Much more often, expert chefs will use an accurate digital scale, particularly for baking. Cups are OK for liquids, and most people use spoons for small measurments like salt or yeast, but scales are accurate for everything from flour, to honey, to water, to softened butter.
Plus, since you can generally tare scales, you don't have to wash anything out but the big bowl you're mixing everything in! Trust me on this one, a good digital scale is an awesome way to spend $16 - $25.
If you're not baking, chances are you don't need precision. You rarely need to measure ingredients, except for baking, once you're pretty competent.
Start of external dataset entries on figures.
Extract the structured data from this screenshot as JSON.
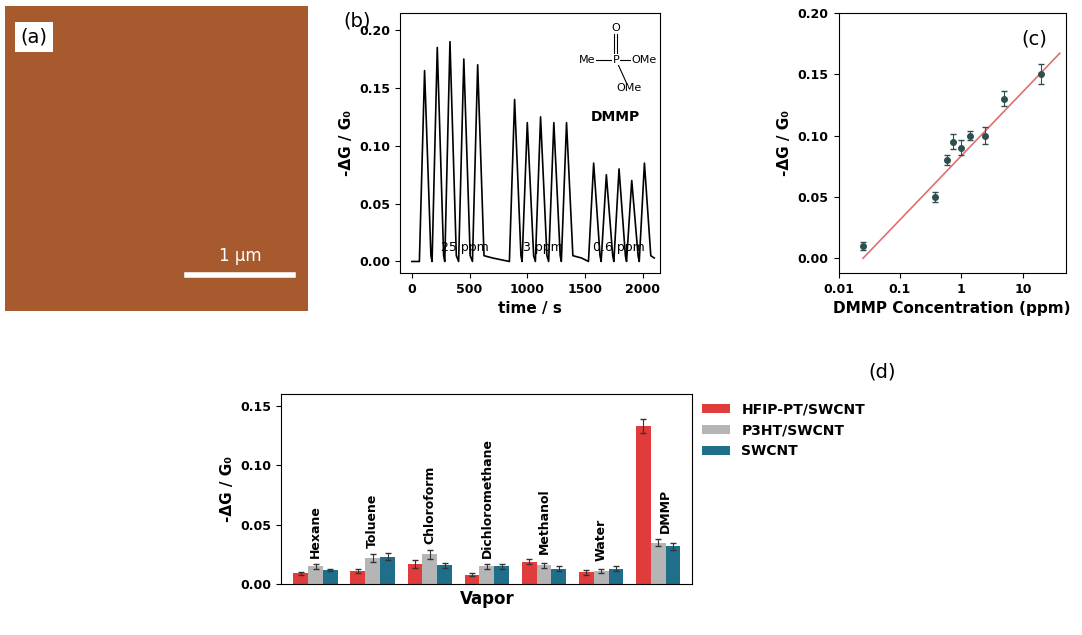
{
  "chart_data": [
    {
      "type": "image",
      "panel_label": "(a)",
      "scale_bar": "1 μm",
      "color": "#a65a2e"
    },
    {
      "type": "line",
      "panel_label": "(b)",
      "xlabel": "time / s",
      "ylabel": "-ΔG / G₀",
      "color": "#000000",
      "x": [
        0,
        65,
        110,
        165,
        175,
        220,
        275,
        285,
        330,
        385,
        405,
        450,
        505,
        525,
        570,
        625,
        700,
        845,
        890,
        945,
        955,
        1000,
        1055,
        1070,
        1115,
        1170,
        1185,
        1230,
        1285,
        1295,
        1340,
        1395,
        1470,
        1530,
        1575,
        1630,
        1640,
        1685,
        1740,
        1750,
        1795,
        1850,
        1860,
        1905,
        1960,
        1970,
        2015,
        2070,
        2100
      ],
      "values": [
        0.0,
        0.0,
        0.165,
        0.005,
        0.0,
        0.185,
        0.005,
        0.0,
        0.19,
        0.005,
        0.0,
        0.175,
        0.005,
        0.0,
        0.17,
        0.005,
        0.003,
        0.0,
        0.14,
        0.005,
        0.0,
        0.12,
        0.005,
        0.0,
        0.125,
        0.005,
        0.0,
        0.12,
        0.005,
        0.0,
        0.12,
        0.005,
        0.003,
        0.0,
        0.085,
        0.005,
        0.0,
        0.075,
        0.005,
        0.0,
        0.08,
        0.005,
        0.0,
        0.07,
        0.005,
        0.0,
        0.085,
        0.005,
        0.003
      ],
      "xlim": [
        -100,
        2150
      ],
      "xticks": [
        0,
        500,
        1000,
        1500,
        2000
      ],
      "ylim": [
        -0.01,
        0.215
      ],
      "yticks": [
        {
          "value": 0,
          "label": "0.00"
        },
        {
          "value": 0.05,
          "label": "0.05"
        },
        {
          "value": 0.1,
          "label": "0.10"
        },
        {
          "value": 0.15,
          "label": "0.15"
        },
        {
          "value": 0.2,
          "label": "0.20"
        }
      ],
      "annotations": [
        "25 ppm",
        "3 ppm",
        "0.6 ppm"
      ],
      "structure": {
        "name": "DMMP",
        "atoms": [
          "O",
          "Me",
          "P",
          "OMe",
          "OMe"
        ]
      }
    },
    {
      "type": "scatter",
      "panel_label": "(c)",
      "xlabel": "DMMP Concentration (ppm)",
      "ylabel": "-ΔG / G₀",
      "log": "x",
      "color": "#2f4f4f",
      "marker": "o",
      "x": [
        0.025,
        0.37,
        0.58,
        0.74,
        1.0,
        1.4,
        2.4,
        5.0,
        20
      ],
      "values": [
        0.01,
        0.05,
        0.08,
        0.095,
        0.09,
        0.1,
        0.1,
        0.13,
        0.15
      ],
      "errors": [
        0.003,
        0.004,
        0.004,
        0.006,
        0.006,
        0.004,
        0.007,
        0.006,
        0.008
      ],
      "fit": {
        "x": [
          0.025,
          40
        ],
        "values": [
          0.0,
          0.167
        ],
        "color": "#e07070"
      },
      "xlim": [
        0.01,
        50
      ],
      "xticks": [
        0.01,
        0.1,
        1,
        10
      ],
      "ylim": [
        -0.012,
        0.2
      ],
      "yticks": [
        {
          "value": 0,
          "label": "0.00"
        },
        {
          "value": 0.05,
          "label": "0.05"
        },
        {
          "value": 0.1,
          "label": "0.10"
        },
        {
          "value": 0.15,
          "label": "0.15"
        },
        {
          "value": 0.2,
          "label": "0.20"
        }
      ]
    },
    {
      "type": "bar",
      "panel_label": "(d)",
      "xlabel": "Vapor",
      "ylabel": "-ΔG / G₀",
      "legend": "upper right",
      "tick_labels": "y",
      "categories": [
        "Hexane",
        "Toluene",
        "Chloroform",
        "Dichloromethane",
        "Methanol",
        "Water",
        "DMMP"
      ],
      "series": [
        {
          "name": "HFIP-PT/SWCNT",
          "color": "#e03c3c",
          "values": [
            0.009,
            0.011,
            0.017,
            0.008,
            0.019,
            0.01,
            0.133
          ],
          "errors": [
            0.001,
            0.002,
            0.003,
            0.001,
            0.002,
            0.002,
            0.006
          ]
        },
        {
          "name": "P3HT/SWCNT",
          "color": "#b5b5b5",
          "values": [
            0.015,
            0.022,
            0.025,
            0.015,
            0.016,
            0.011,
            0.035
          ],
          "errors": [
            0.002,
            0.003,
            0.004,
            0.002,
            0.002,
            0.002,
            0.003
          ]
        },
        {
          "name": "SWCNT",
          "color": "#1f6f8b",
          "values": [
            0.012,
            0.023,
            0.016,
            0.015,
            0.013,
            0.013,
            0.032
          ],
          "errors": [
            0.001,
            0.003,
            0.002,
            0.002,
            0.002,
            0.002,
            0.003
          ]
        }
      ],
      "ylim": [
        0,
        0.16
      ],
      "yticks": [
        {
          "value": 0,
          "label": "0.00"
        },
        {
          "value": 0.05,
          "label": "0.05"
        },
        {
          "value": 0.1,
          "label": "0.10"
        },
        {
          "value": 0.15,
          "label": "0.15"
        }
      ]
    }
  ]
}
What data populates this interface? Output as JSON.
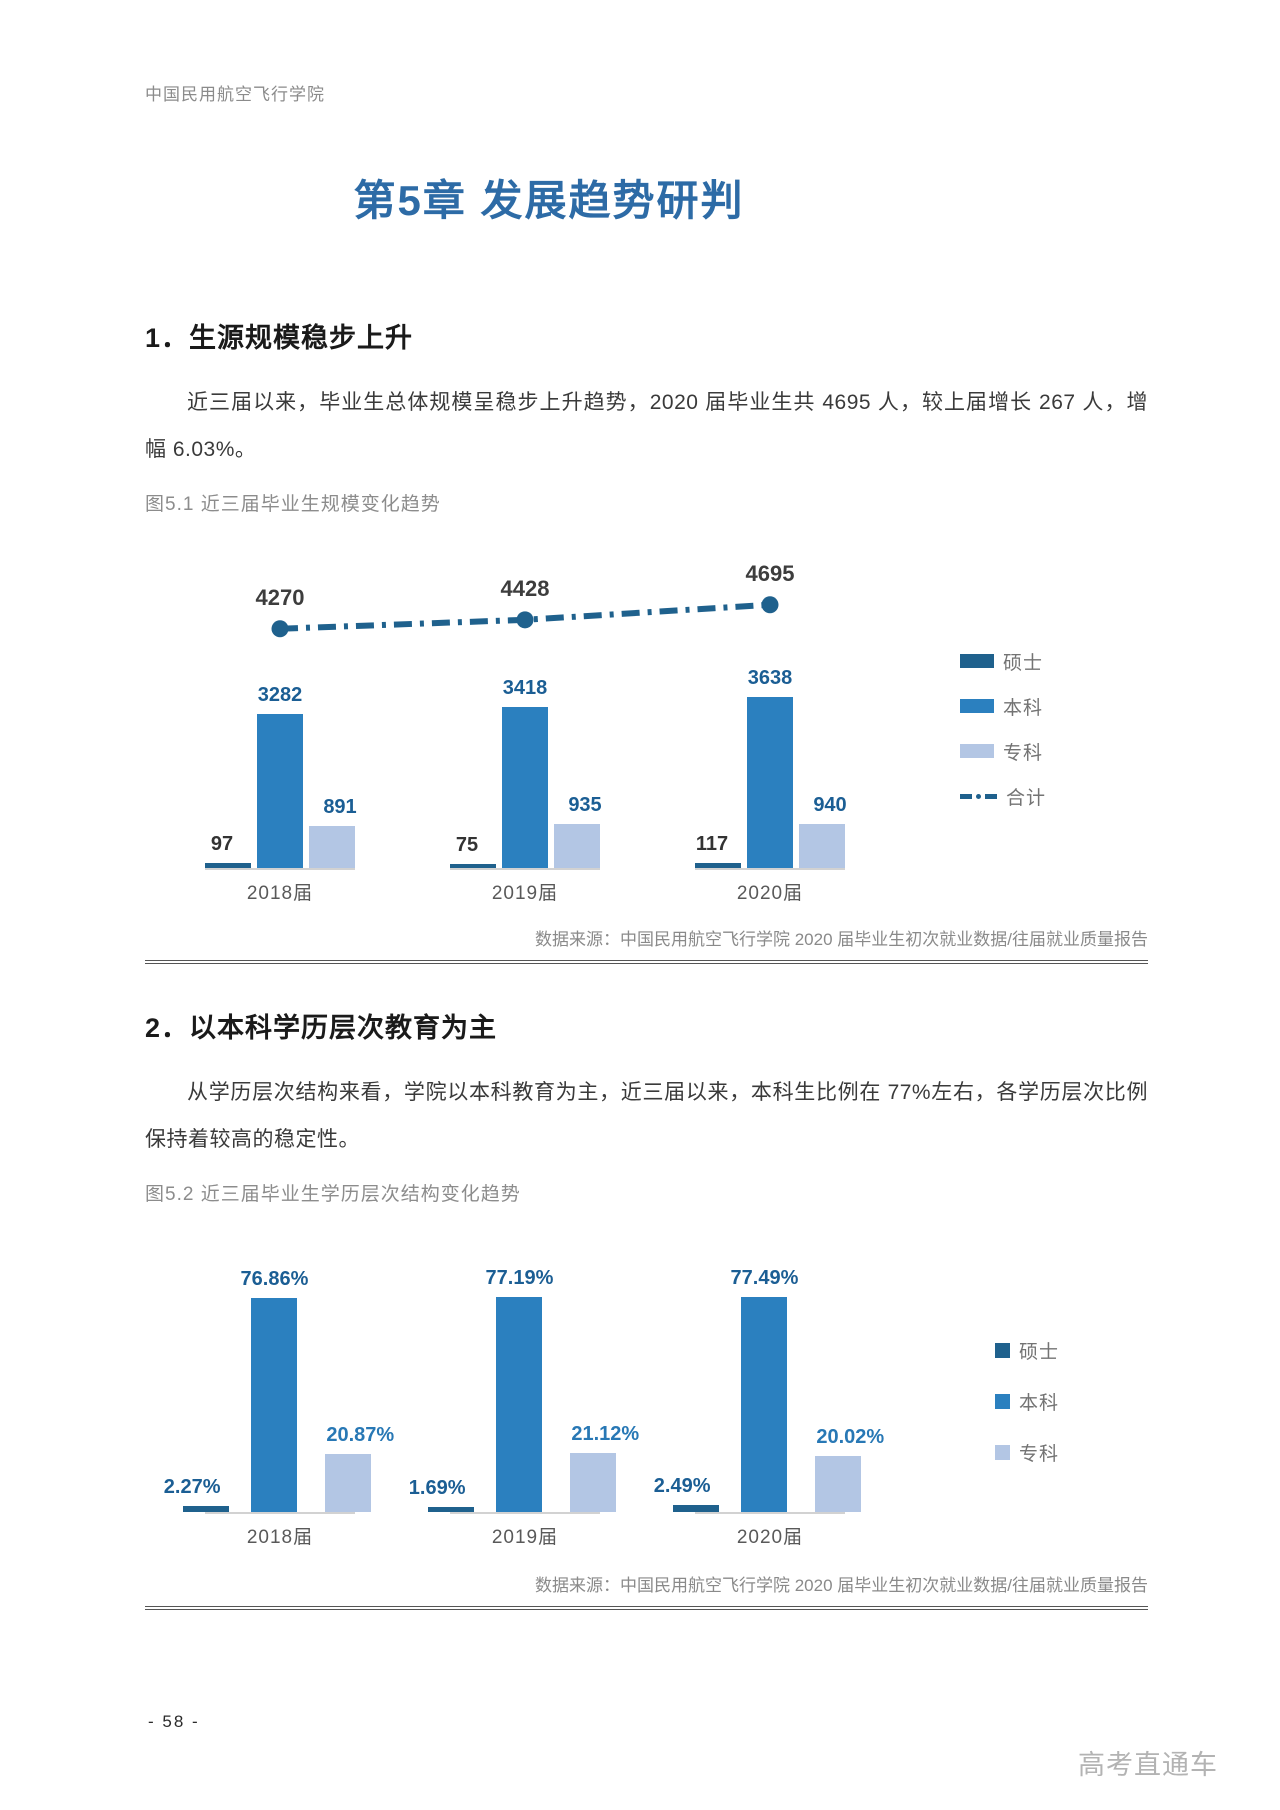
{
  "page": {
    "header": "中国民用航空飞行学院",
    "chapter_title": "第5章 发展趋势研判",
    "page_number": "- 58 -",
    "watermark": "高考直通车",
    "accent_color": "#2d6ba6"
  },
  "section1": {
    "heading": "1．生源规模稳步上升",
    "paragraph": "近三届以来，毕业生总体规模呈稳步上升趋势，2020 届毕业生共 4695 人，较上届增长 267 人，增幅 6.03%。",
    "figure_caption": "图5.1 近三届毕业生规模变化趋势",
    "data_source": "数据来源：中国民用航空飞行学院 2020 届毕业生初次就业数据/往届就业质量报告"
  },
  "section2": {
    "heading": "2．以本科学历层次教育为主",
    "paragraph": "从学历层次结构来看，学院以本科教育为主，近三届以来，本科生比例在 77%左右，各学历层次比例保持着较高的稳定性。",
    "figure_caption": "图5.2 近三届毕业生学历层次结构变化趋势",
    "data_source": "数据来源：中国民用航空飞行学院 2020 届毕业生初次就业数据/往届就业质量报告"
  },
  "chart_data": [
    {
      "id": "chart1",
      "type": "bar",
      "title": "近三届毕业生规模变化趋势",
      "categories": [
        "2018届",
        "2019届",
        "2020届"
      ],
      "series": [
        {
          "name": "硕士",
          "values": [
            97,
            75,
            117
          ],
          "labels": [
            "97",
            "75",
            "117"
          ],
          "color": "#1f618d",
          "label_color": "#333333"
        },
        {
          "name": "本科",
          "values": [
            3282,
            3418,
            3638
          ],
          "labels": [
            "3282",
            "3418",
            "3638"
          ],
          "color": "#2b80bf",
          "label_color": "#1b5e94"
        },
        {
          "name": "专科",
          "values": [
            891,
            935,
            940
          ],
          "labels": [
            "891",
            "935",
            "940"
          ],
          "color": "#b3c6e4",
          "label_color": "#1b5e94"
        }
      ],
      "line_series": {
        "name": "合计",
        "values": [
          4270,
          4428,
          4695
        ],
        "labels": [
          "4270",
          "4428",
          "4695"
        ],
        "color": "#1f618d",
        "label_color": "#3d3d3d",
        "style": "dash-dot"
      },
      "legend_position": "right",
      "grid": false,
      "value_axis": "hidden"
    },
    {
      "id": "chart2",
      "type": "bar",
      "title": "近三届毕业生学历层次结构变化趋势",
      "categories": [
        "2018届",
        "2019届",
        "2020届"
      ],
      "unit": "%",
      "series": [
        {
          "name": "硕士",
          "values": [
            2.27,
            1.69,
            2.49
          ],
          "labels": [
            "2.27%",
            "1.69%",
            "2.49%"
          ],
          "color": "#1f618d",
          "label_color": "#1b5e94"
        },
        {
          "name": "本科",
          "values": [
            76.86,
            77.19,
            77.49
          ],
          "labels": [
            "76.86%",
            "77.19%",
            "77.49%"
          ],
          "color": "#2b80bf",
          "label_color": "#1b5e94"
        },
        {
          "name": "专科",
          "values": [
            20.87,
            21.12,
            20.02
          ],
          "labels": [
            "20.87%",
            "21.12%",
            "20.02%"
          ],
          "color": "#b3c6e4",
          "label_color": "#2878b5"
        }
      ],
      "legend_position": "right",
      "grid": false,
      "value_axis": "hidden"
    }
  ]
}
EDIT: Just a note, I bake all my own bread and I always do it by weight. I use spoons for the yeast and salt, the scale for everything else. I have a habit of using a Pyrex measuring cup to nuke cold water, I stick a thermometer in it as it cools, and start mixing when it reaches 110F. So at that point, it gets poured from the cup to the mixing bowl. That has given me many opportunities to note the accuracy of the cups (my scale is very, very accurate, I test it all the time). Even standard Pyrex measuring cups, used properly (eye level, on a level surface) will give erroneous results. For 1 cup (237ml), you can do everything right with a measuring cup and still be off by as much as 20ml either way. That's over 8%. So I recommend weighing everything but tiny spoon quantities. Sometimes, I'll even break out my gram scale to weigh salt, but I have to find the recipe pretty intimidating to go that far.